In the study, the team described five classes of targetable mutations. Tier I mutations are targets that can be used in routine clinical decisions such as HER2 amplifications in breast cancer and EGFR in non-small cell lung cancer. Tier II mutations are investigational targets for which evidence exists that patients would benefit from a targeted therapy, but for which additional data is still needed. The group considers alterations within the PTEN pathway, including PIK3CA and AKT1 mutations to fall within this category. Tier III mutations are those for which clinical benefit has been demonstrated in other tumor types but not the tumor type of the patient tested, including BRAF mutations in cancers other than melanoma. Tier IV mutations are those for which there is only preclinical evidence. And Tier V mutations are those for which there is evidence that they could be beneficial as co-targets. These include PIK3CA mutations in breast cancer.

The ESMO classification system is similar to the classification system described last year by a team led by the Association for Molecular Pathology.

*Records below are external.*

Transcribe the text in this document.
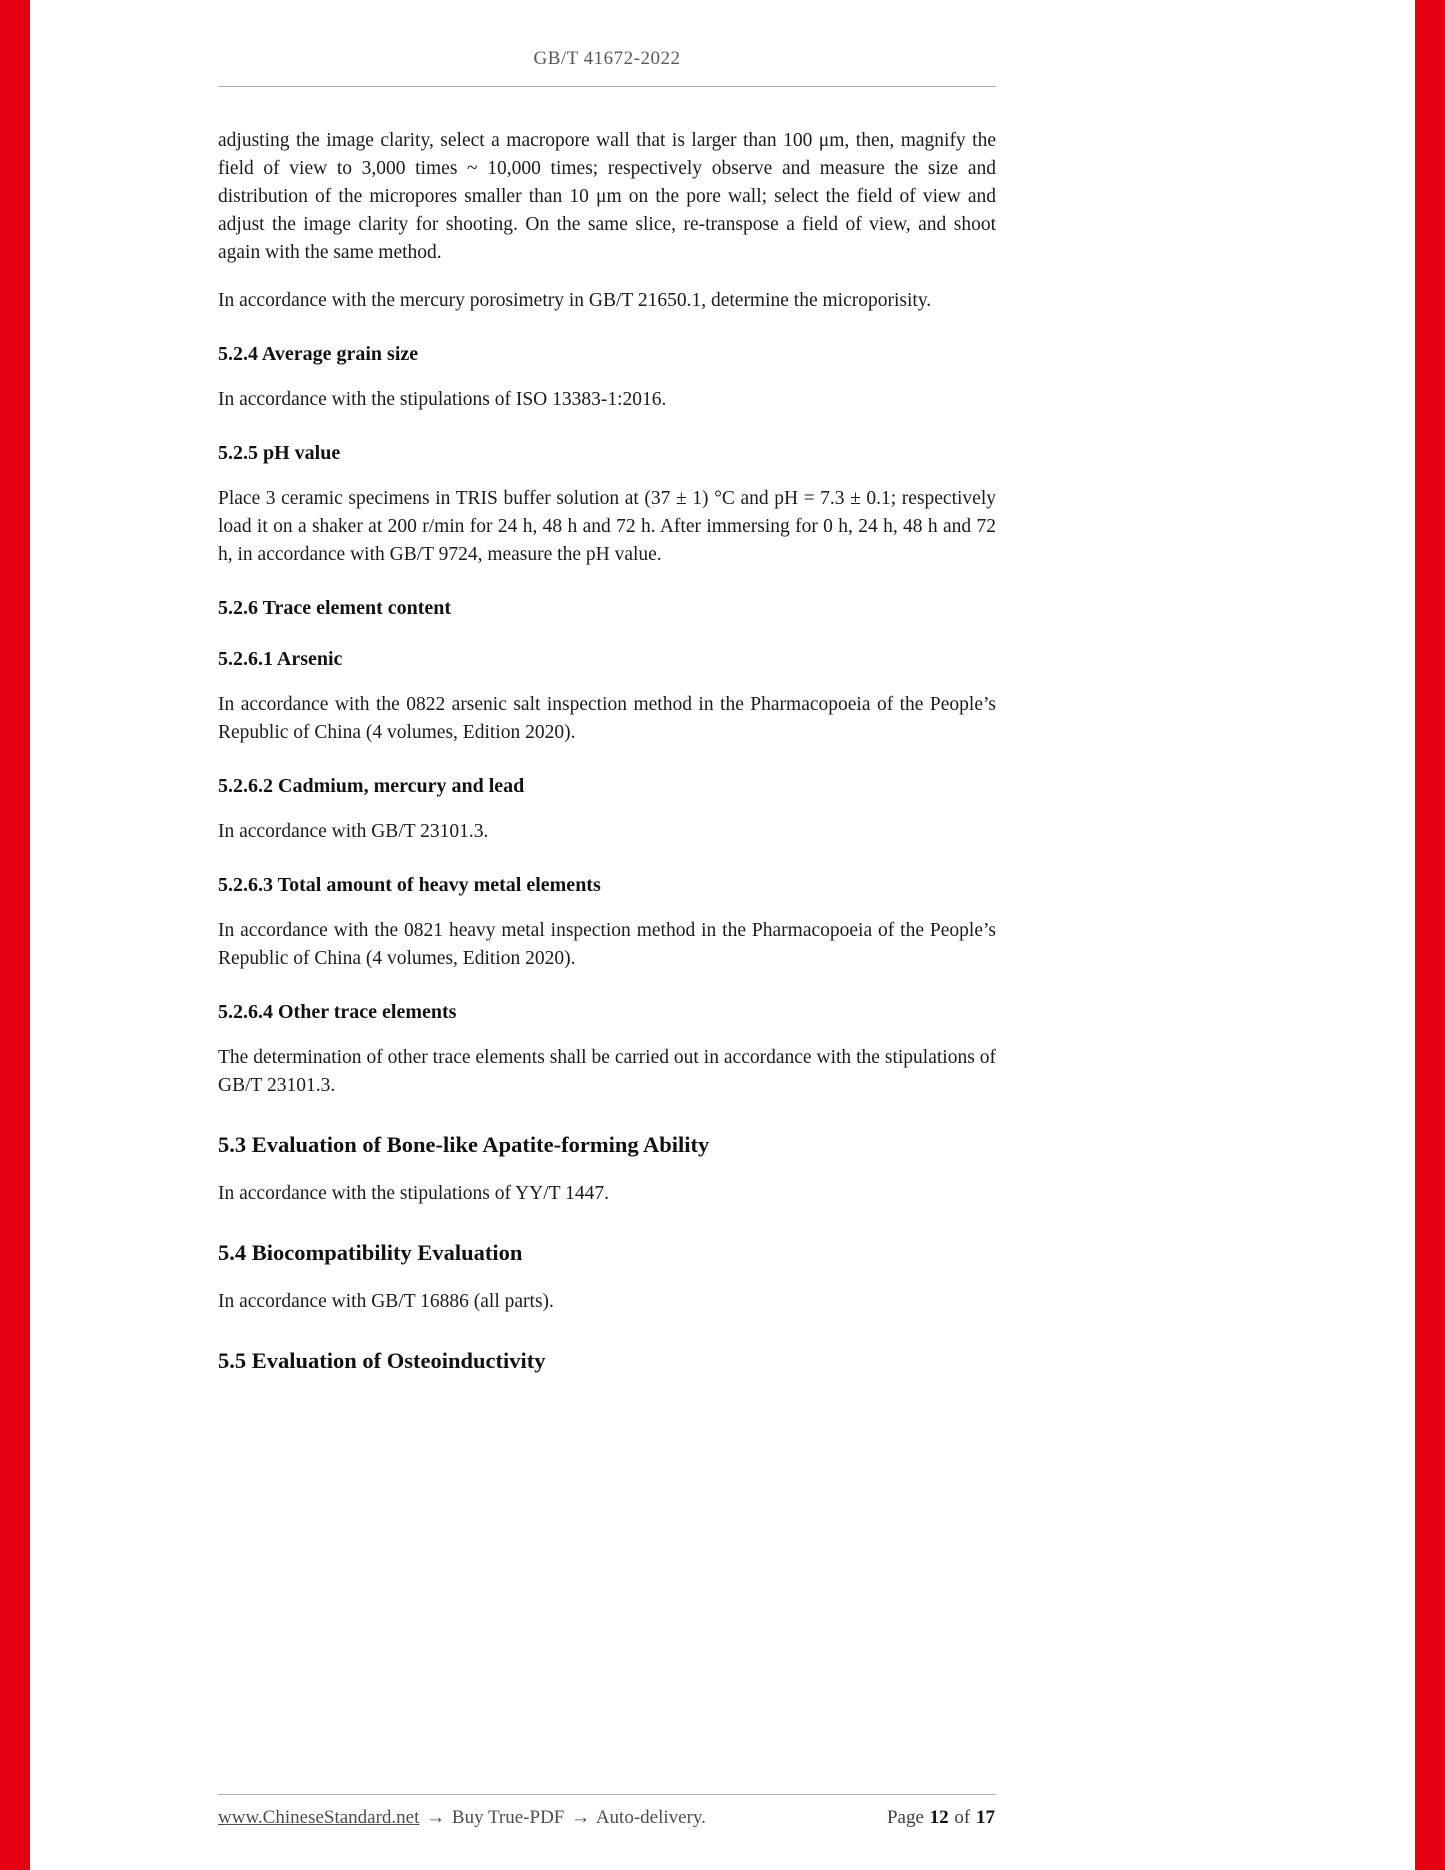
GB/T 41672-2022

adjusting the image clarity, select a macropore wall that is larger than 100 μm, then, magnify the field of view to 3,000 times ~ 10,000 times; respectively observe and measure the size and distribution of the micropores smaller than 10 μm on the pore wall; select the field of view and adjust the image clarity for shooting. On the same slice, re-transpose a field of view, and shoot again with the same method.

In accordance with the mercury porosimetry in GB/T 21650.1, determine the microporisity.

5.2.4 Average grain size

In accordance with the stipulations of ISO 13383-1:2016.

5.2.5 pH value

Place 3 ceramic specimens in TRIS buffer solution at (37 ± 1) °C and pH = 7.3 ± 0.1; respectively load it on a shaker at 200 r/min for 24 h, 48 h and 72 h. After immersing for 0 h, 24 h, 48 h and 72 h, in accordance with GB/T 9724, measure the pH value.

5.2.6 Trace element content
5.2.6.1 Arsenic

In accordance with the 0822 arsenic salt inspection method in the Pharmacopoeia of the People’s Republic of China (4 volumes, Edition 2020).

5.2.6.2 Cadmium, mercury and lead

In accordance with GB/T 23101.3.

5.2.6.3 Total amount of heavy metal elements

In accordance with the 0821 heavy metal inspection method in the Pharmacopoeia of the People’s Republic of China (4 volumes, Edition 2020).

5.2.6.4 Other trace elements

The determination of other trace elements shall be carried out in accordance with the stipulations of GB/T 23101.3.

5.3 Evaluation of Bone-like Apatite-forming Ability

In accordance with the stipulations of YY/T 1447.

5.4 Biocompatibility Evaluation

In accordance with GB/T 16886 (all parts).

5.5 Evaluation of Osteoinductivity
www.ChineseStandard.net → Buy True-PDF → Auto-delivery.	Page 12 of 17
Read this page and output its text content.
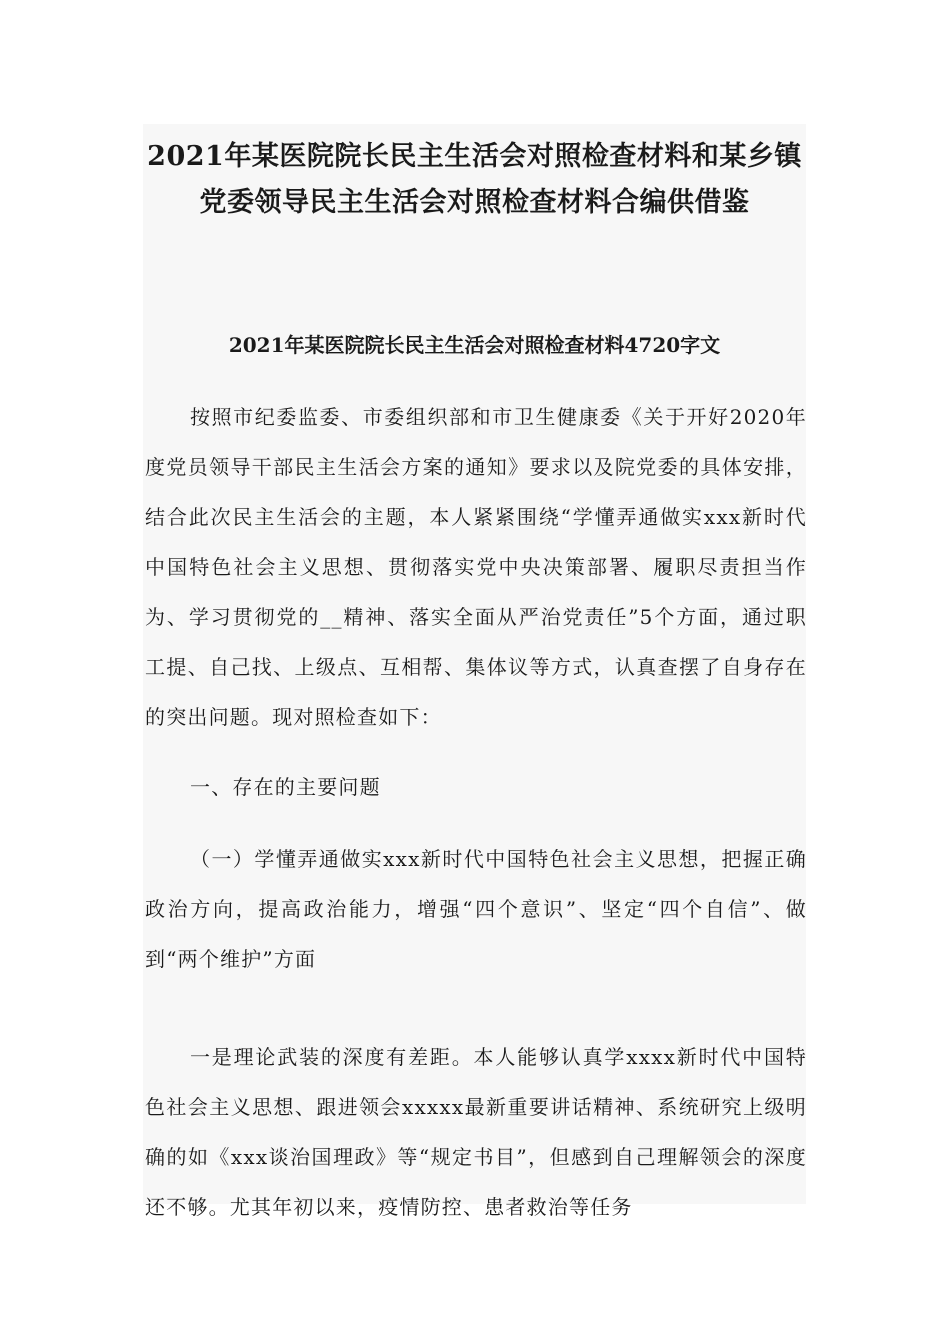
2021年某医院院长民主生活会对照检查材料和某乡镇党委领导民主生活会对照检查材料合编供借鉴
2021年某医院院长民主生活会对照检查材料4720字文

按照市纪委监委、市委组织部和市卫生健康委《关于开好2020年度党员领导干部民主生活会方案的通知》要求以及院党委的具体安排，结合此次民主生活会的主题，本人紧紧围绕“学懂弄通做实xxx新时代中国特色社会主义思想、贯彻落实党中央决策部署、履职尽责担当作为、学习贯彻党的__精神、落实全面从严治党责任”5个方面，通过职工提、自己找、上级点、互相帮、集体议等方式，认真查摆了自身存在的突出问题。现对照检查如下：

一、存在的主要问题

（一）学懂弄通做实xxx新时代中国特色社会主义思想，把握正确政治方向，提高政治能力，增强“四个意识”、坚定“四个自信”、做到“两个维护”方面

一是理论武装的深度有差距。本人能够认真学xxxx新时代中国特色社会主义思想、跟进领会xxxxx最新重要讲话精神、系统研究上级明确的如《xxx谈治国理政》等“规定书目”，但感到自己理解领会的深度还不够。尤其年初以来，疫情防控、患者救治等任务
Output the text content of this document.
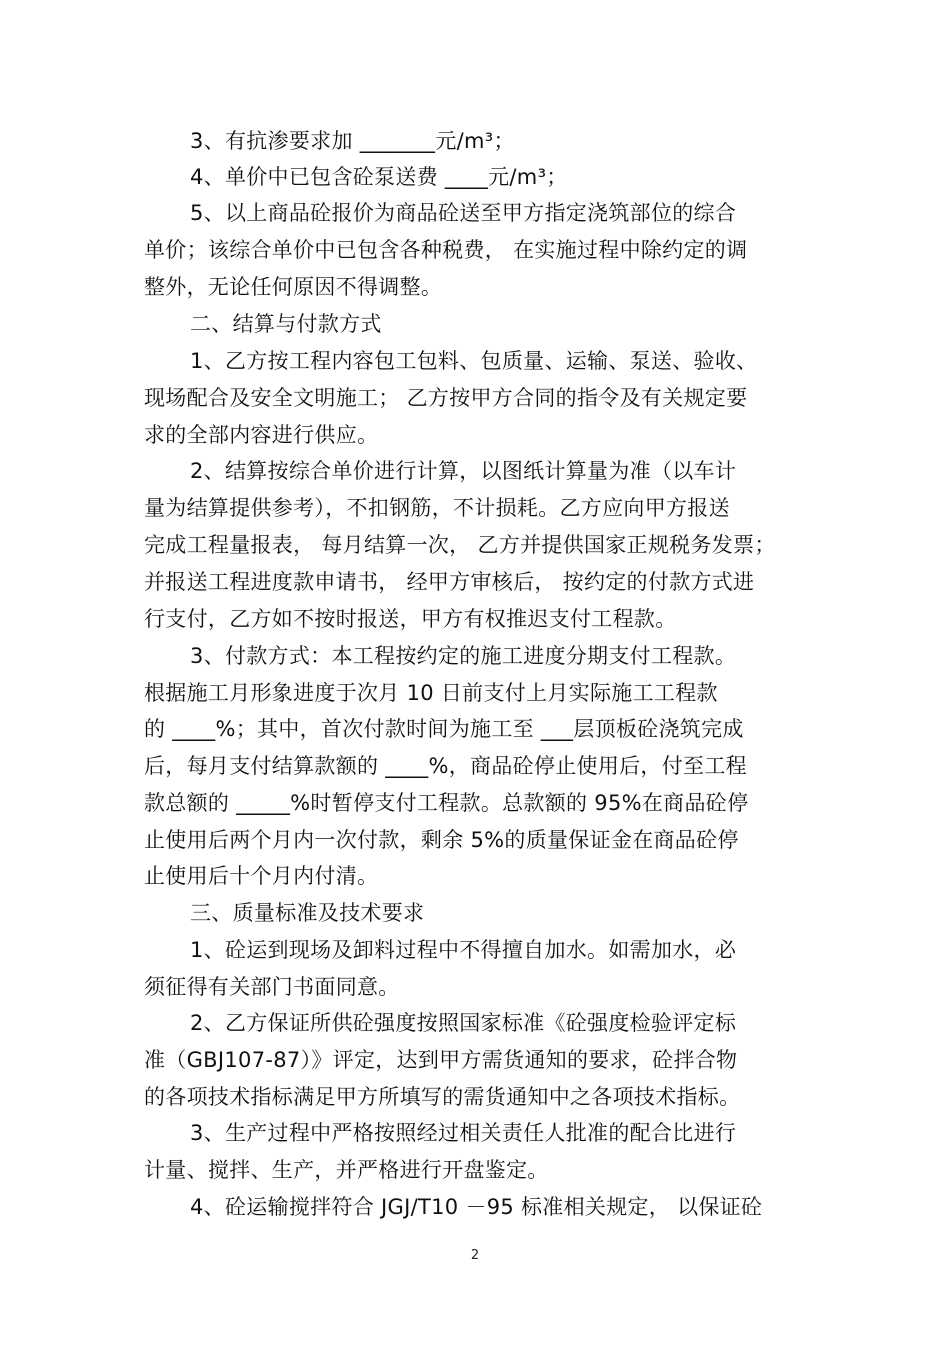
3、有抗渗要求加 _______元/m³；
4、单价中已包含砼泵送费 ____元/m³；
5、以上商品砼报价为商品砼送至甲方指定浇筑部位的综合
单价；该综合单价中已包含各种税费， 在实施过程中除约定的调
整外，无论任何原因不得调整。
二、结算与付款方式
1、乙方按工程内容包工包料、包质量、运输、泵送、验收、
现场配合及安全文明施工； 乙方按甲方合同的指令及有关规定要
求的全部内容进行供应。
2、结算按综合单价进行计算，以图纸计算量为准（以车计
量为结算提供参考），不扣钢筋，不计损耗。乙方应向甲方报送
完成工程量报表， 每月结算一次， 乙方并提供国家正规税务发票；
并报送工程进度款申请书， 经甲方审核后， 按约定的付款方式进
行支付，乙方如不按时报送，甲方有权推迟支付工程款。
3、付款方式：本工程按约定的施工进度分期支付工程款。
根据施工月形象进度于次月 10 日前支付上月实际施工工程款
的 ____%；其中，首次付款时间为施工至 ___层顶板砼浇筑完成
后，每月支付结算款额的 ____%，商品砼停止使用后，付至工程
款总额的 _____%时暂停支付工程款。总款额的 95%在商品砼停
止使用后两个月内一次付款，剩余 5%的质量保证金在商品砼停
止使用后十个月内付清。
三、质量标准及技术要求
1、砼运到现场及卸料过程中不得擅自加水。如需加水，必
须征得有关部门书面同意。
2、乙方保证所供砼强度按照国家标准《砼强度检验评定标
准（GBJ107-87）》评定，达到甲方需货通知的要求，砼拌合物
的各项技术指标满足甲方所填写的需货通知中之各项技术指标。
3、生产过程中严格按照经过相关责任人批准的配合比进行
计量、搅拌、生产，并严格进行开盘鉴定。
4、砼运输搅拌符合 JGJ/T10 －95 标准相关规定， 以保证砼
2
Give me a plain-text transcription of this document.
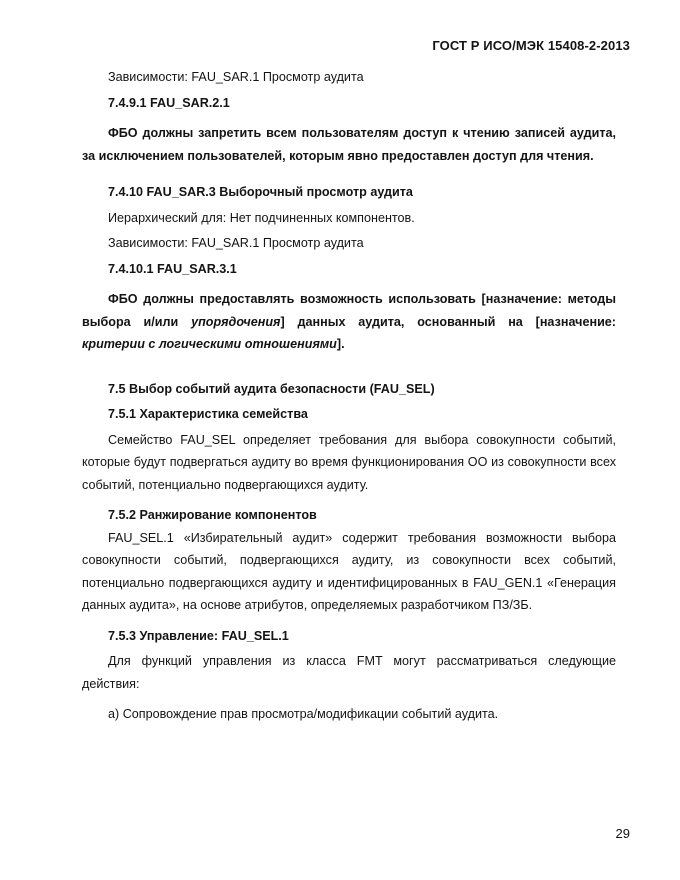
ГОСТ Р ИСО/МЭК 15408-2-2013

Зависимости: FAU_SAR.1 Просмотр аудита

7.4.9.1 FAU_SAR.2.1

ФБО должны запретить всем пользователям доступ к чтению записей аудита, за исключением пользователей, которым явно предоставлен доступ для чтения.

7.4.10 FAU_SAR.3 Выборочный просмотр аудита

Иерархический для: Нет подчиненных компонентов.

Зависимости: FAU_SAR.1 Просмотр аудита

7.4.10.1 FAU_SAR.3.1

ФБО должны предоставлять возможность использовать [назначение: методы выбора и/или упорядочения] данных аудита, основанный на [назначение: критерии с логическими отношениями].

7.5 Выбор событий аудита безопасности (FAU_SEL)

7.5.1 Характеристика семейства

Семейство FAU_SEL определяет требования для выбора совокупности событий, которые будут подвергаться аудиту во время функционирования ОО из совокупности всех событий, потенциально подвергающихся аудиту.

7.5.2 Ранжирование компонентов

FAU_SEL.1 «Избирательный аудит» содержит требования возможности выбора совокупности событий, подвергающихся аудиту, из совокупности всех событий, потенциально подвергающихся аудиту и идентифицированных в FAU_GEN.1 «Генерация данных аудита», на основе атрибутов, определяемых разработчиком ПЗ/ЗБ.

7.5.3 Управление: FAU_SEL.1

Для функций управления из класса FMT могут рассматриваться следующие действия:

a) Сопровождение прав просмотра/модификации событий аудита.

29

And, the ESMO team noted that other efforts have been made to standardize how cancer variants are reported and used to guide targeted therapies, including by the University of Texas MD Anderson Cancer Center and the Memorial Sloan Kettering Cancer Center.

However, the ESMO researchers cautioned in their new paper that the various classification systems are only "partially overlapping" and "none of them have been broadly implemented in clinical practice." In addition, the authors noted that the various systems give top tier designation to variants with regulatory approval status in the groups' respective geographic regions, which "introduces bias in the context of global cancer research."

By contrast, the ESMO team gave variants the highest classification — Tier I-A — if randomized prospective clinical trials have demonstrated "clinically meaningful improvement of a survival endpoint," rather than basing the designation on a specific regulatory approval.